We get a little bit closer to MKO SUN (who may be artistry personified).

 

Anybody who listened to Michiko when we reviewed it recently will know that MKO SUN is not your typical musician. In fact, it feels strange to refer to her as anything other than an artist. Every nuance of sound on the track felt painstakingly crafted to neglect the idea of music as a commodity or luxury, focusing on the art of creation.

The artistic flourish of MKO SUN remains apparent as you speak to her. There is no demystifying revelation of a pop star toeing lines; she’s the real artistic deal. As she discusses her upcoming EP, Opus Opalus, she makes it clear that each track is its own individual work of art – there is no vacuous pop song unit shifter, or track without significance and semantics.

MKO SUN in shortI wrote [the EP] in the aftermath of losing my father, with each song being somehow related to that experience. The EP is for him. So the biggest challenge in the EP was not letting the subject matter get the better of me – but it was incredibly healing and rewarding.

With inspiration rooted in parental loss, it’s difficult to imagine the EP as being anything other than thoroughly thought out and meaningful. But it also bears with it the burden of sounding, conceptually, like it would be an experience steeped heavily in negativity. However, MKO’s description speaks to the contrary. The tracks seem to find the middle of the road between a celebration of life and enlightenment of existence, highlighting the birth of beauty from negative spaces.

Light Has No Mass [the fifth track on the EP] really sums up what the EP is all about. I imagine that when my father died, he shattered into stardust and is now sprinkled all across the galaxy. It’s tragically magic, which is the notion I’ve tried to capture on the EP.

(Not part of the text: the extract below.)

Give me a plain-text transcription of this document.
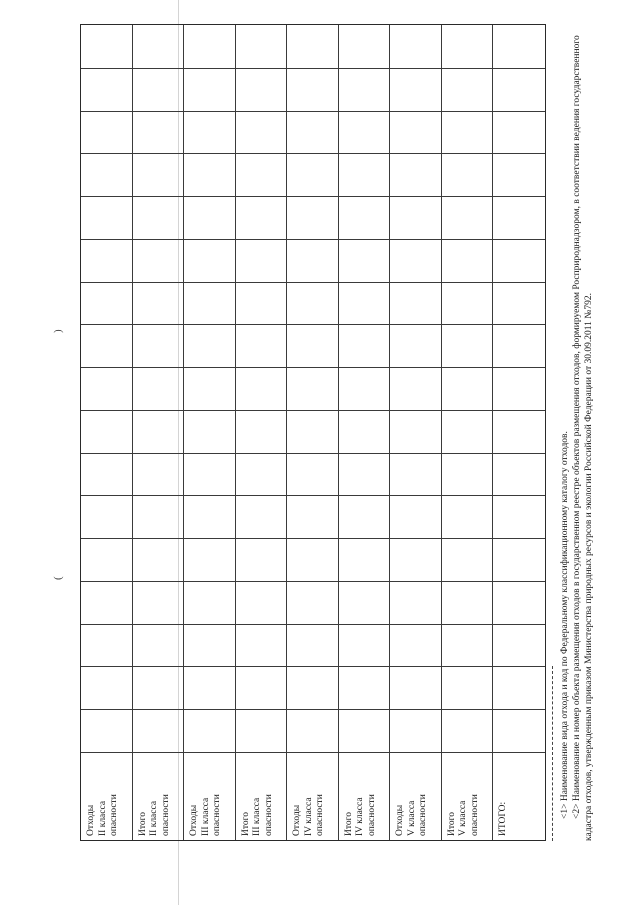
(
)
Отходы II класса опасности Итого II класса опасности Отходы III класса опасности Итого III класса опасности Отходы IV класса опасности Итого IV класса опасности Отходы V класса опасности Итого V класса опасности ИТОГО:	<1> Наименование вида отхода и код по Федеральному классификационному каталогу отходов. <2> Наименование и номер объекта размещения отходов в государственном реестре объектов размещения отходов, формируемом Росприроднадзором, в соответствии ведения государственного кадастра отходов, утвержденным приказом Министерства природных ресурсов и экологии Российской Федерации от 30.09.2011 №792.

The birth story of Michiko is equally as cosmic and spiritual, albeit entirely coincidental. “I wrote the piano part at Michiko Rehearsal Studios in New York. I needed to name my rough recordings so I chose ‘Michiko’. While brainstorming lyric ideas later that night, I googled the meaning – it’s a Japanese name meaning “born on a lucky planet”.

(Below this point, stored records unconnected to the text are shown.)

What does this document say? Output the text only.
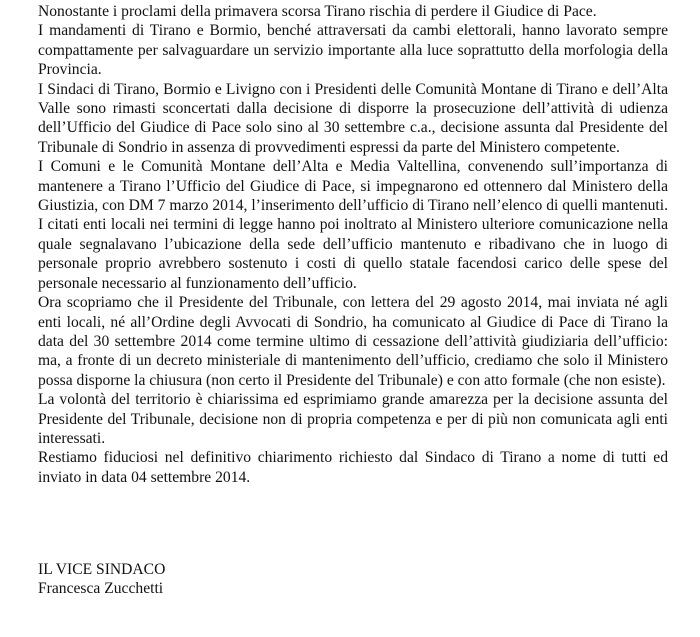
Nonostante i proclami della primavera scorsa Tirano rischia di perdere il Giudice di Pace.

I mandamenti di Tirano e Bormio, benché attraversati da cambi elettorali, hanno lavorato sempre compattamente per salvaguardare un servizio importante alla luce soprattutto della morfologia della Provincia.

I Sindaci di Tirano, Bormio e Livigno con i Presidenti delle Comunità Montane di Tirano e dell’Alta Valle sono rimasti sconcertati dalla decisione di disporre la prosecuzione dell’attività di udienza dell’Ufficio del Giudice di Pace solo sino al 30 settembre c.a., decisione assunta dal Presidente del Tribunale di Sondrio in assenza di provvedimenti espressi da parte del Ministero competente.

I Comuni e le Comunità Montane dell’Alta e Media Valtellina, convenendo sull’importanza di mantenere a Tirano l’Ufficio del Giudice di Pace, si impegnarono ed ottennero dal Ministero della Giustizia, con DM 7 marzo 2014, l’inserimento dell’ufficio di Tirano nell’elenco di quelli mantenuti. I citati enti locali nei termini di legge hanno poi inoltrato al Ministero ulteriore comunicazione nella quale segnalavano l’ubicazione della sede dell’ufficio mantenuto e ribadivano che in luogo di personale proprio avrebbero sostenuto i costi di quello statale facendosi carico delle spese del personale necessario al funzionamento dell’ufficio.

Ora scopriamo che il Presidente del Tribunale, con lettera del 29 agosto 2014, mai inviata né agli enti locali, né all’Ordine degli Avvocati di Sondrio, ha comunicato al Giudice di Pace di Tirano la data del 30 settembre 2014 come termine ultimo di cessazione dell’attività giudiziaria dell’ufficio: ma, a fronte di un decreto ministeriale di mantenimento dell’ufficio, crediamo che solo il Ministero possa disporne la chiusura (non certo il Presidente del Tribunale) e con atto formale (che non esiste).

La volontà del territorio è chiarissima ed esprimiamo grande amarezza per la decisione assunta del Presidente del Tribunale, decisione non di propria competenza e per di più non comunicata agli enti interessati.

Restiamo fiduciosi nel definitivo chiarimento richiesto dal Sindaco di Tirano a nome di tutti ed inviato in data 04 settembre 2014.

IL VICE SINDACO
Francesca Zucchetti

I loved the phrase and immediately could hear the melody in my head. In the song, it refers to an elevated state of being; that place you find when you triumph over your mind and feel the lightness of the world, as opposed to its gravity.

Triumphant is definitely a key word to use for MKO SUN. As an act which began from making beats-driven music on Garageband, dropping an EP as finely tuned and wholesome as Opus Opalus is the definition of triumph. But there’s more to music than the studio side, and MKO considers the live aspect not only as important as the recordings but as an entirely seperate artform.

I don’t try to replicate my recordings in a live setting, the live show is its own entity. The studio and the stage are such different places, as are the mindsets of the audience for each. The adrenaline rush from performing live is unbeatable, but I also enjoy the luxury to deliberate over decisions that the studio offers.

Luckily for MKO, she’s on the verge of a very artistic period for her. With the release of her EP signalling the beginning of a tour with her band, both in her home country of Australia and overseas.

I have plans to get back to New York City next year. Besides that I’ve started collecting ideas for my next release,” MKO says, but she’s got more creativity in her to settle for just that. “Plus a few collaboration ideas with artists of various irks. A foggy outline for a feature film too…

MKO SUN must be a true artist, because the determined creativity never ends.